Allevamenti
intensivi, un’unica foto che
colpisce come una mazzata.
L’immagine, pubblicata su
Facebook da
Diane
Scarazzini,
autrice e attivista per i diritti degli animali, è
stata scattata in Oregon,
e
si
tratta di una fotografia reale, non di un fotomontaggio.
Si
vedono
piccoli capanni tutti uguali e ben allineati fila dopo fila verso
l’orizzonte. Sono centinaia. Ogni capanno ha al proprio interno un
vitellino che è stato strappato alla madre dopo
solo
un’ora dalla
nascita. Come sottolinea Farm
Sanctuary,
allontanare
i vitellini dalle madri è la prassi
per consentire la produzione di latte su larga scala.
Le mucche da
latte trascorrono la loro vita in un ciclo costante di gravidanza,
nascita e mungitura.
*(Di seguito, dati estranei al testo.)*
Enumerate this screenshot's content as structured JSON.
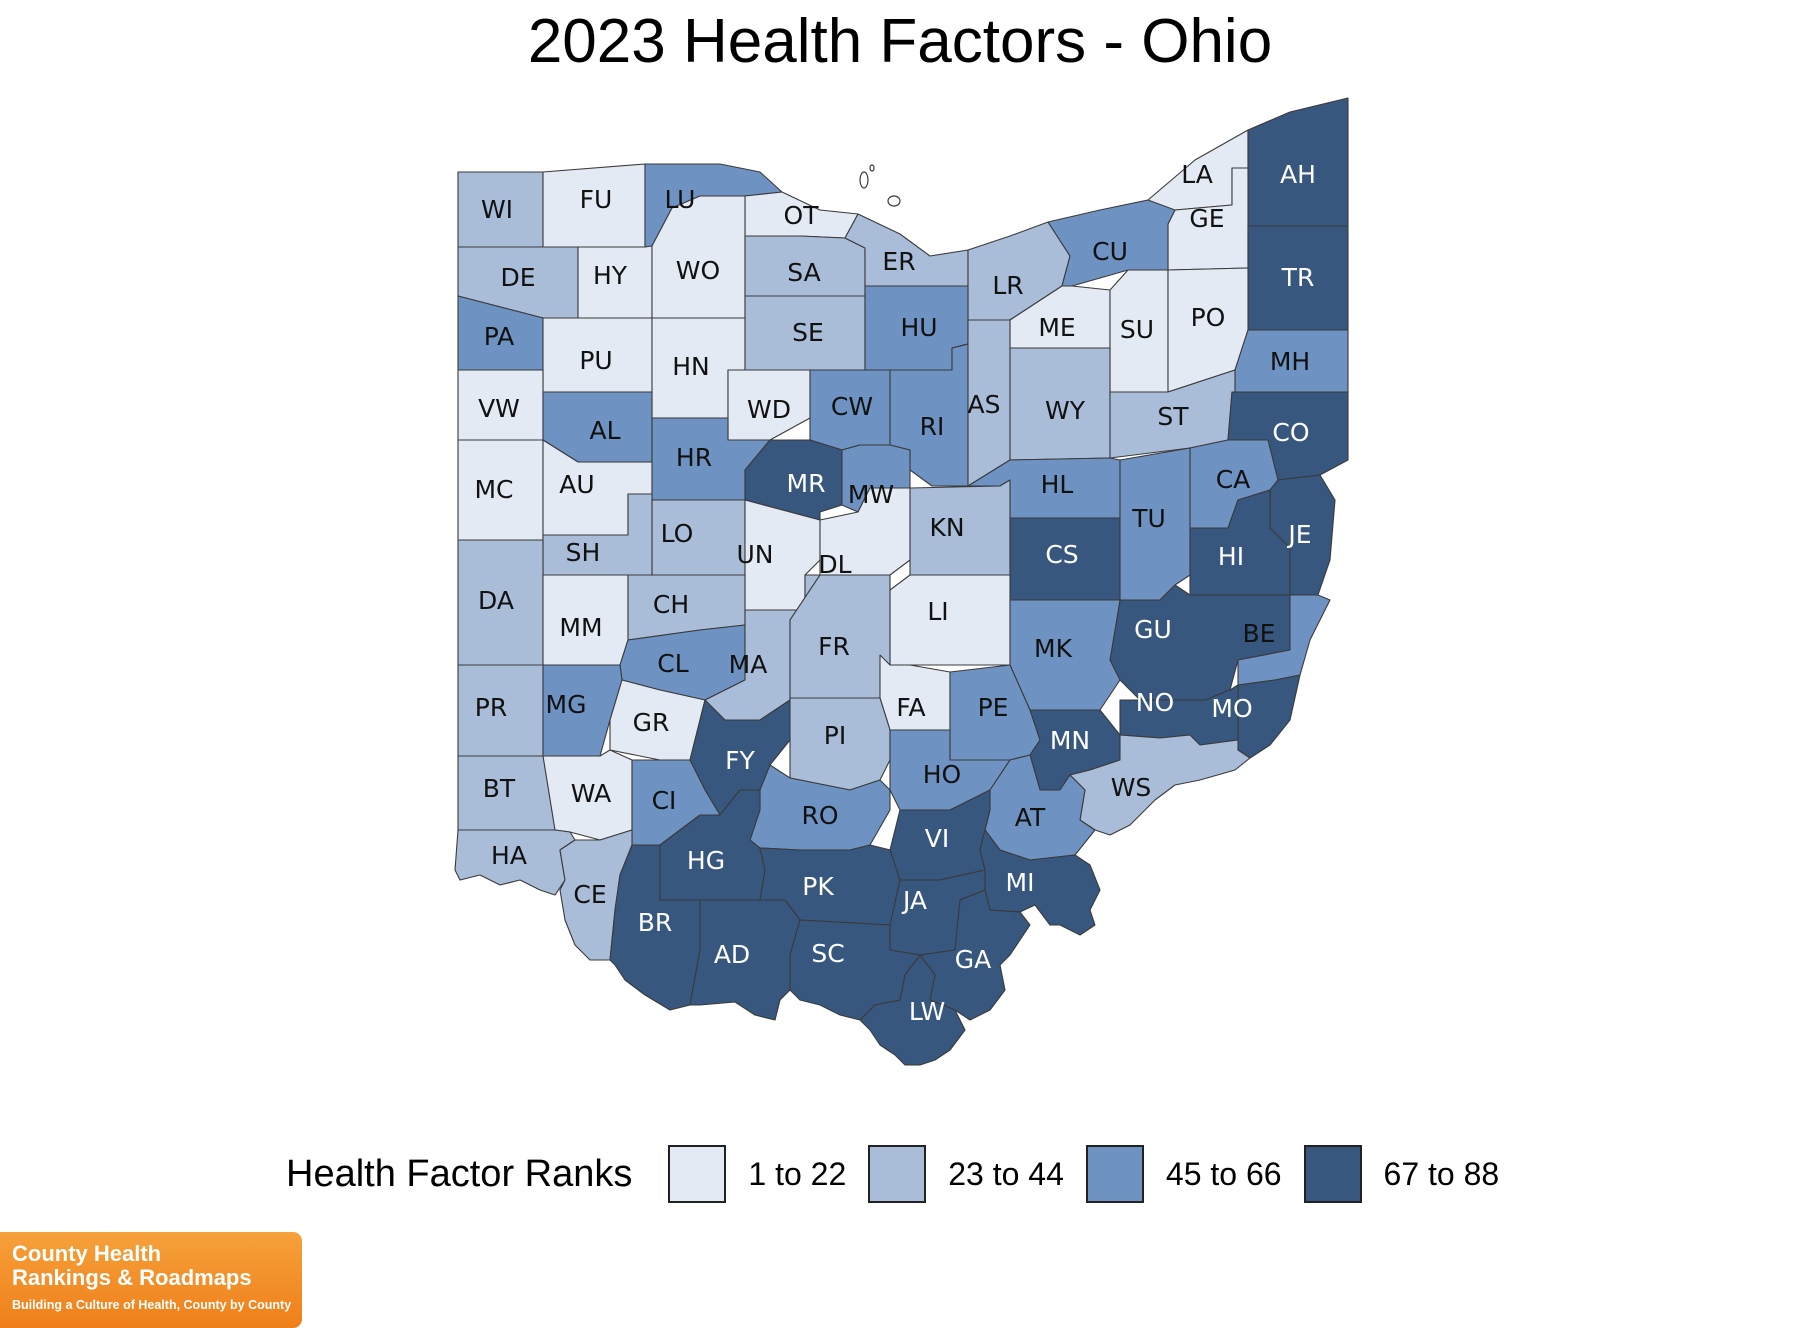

I
vitelli sono allontanati dalla madre poco dopo la nascita, il che
rappresenta uno stress enorme sia per la mucca che per il vitello,
legatissimi tra loro. Spesso la madre continua a muggire per giorni, per chiamare
il suo piccolo dopo la separazione. Il latte che dovrebbe nutrire i loro
cuccioli
viene destinato all'industria lattiero-casearia. I
mesi di riposo tra una gravidanza e l’altra sono sempre troppo
pochi negli allevamenti intensivi, e
i
vitellini maschi, che
non sono utili per la produzione di latte,
sono destinati al macello
dopo meno di sei mesi.
"Sostenere
una produzione di cibo che sia in grado di rimettere gli animali
all'aria aperta, al pascolo, anziché dentro capannoni",
sostiene Philip Lymbery, autore del libro Farmageddon:
il vero prezzo della carne economica,
"Un allevamento estensivo connesso alla terra, in grado di
fornire cibo più nutriente con metodi che risultano migliori sia per
il territorio che per il benessere animale.
I
governi di tutto il mondo possono contribuire a migliorare la salute
delle loro nazioni e salvaguardare le future scorte alimentari
basandosi su risorse naturali come i pascoli. Cibo che insomma
provenga da fattorie e non da fabbriche".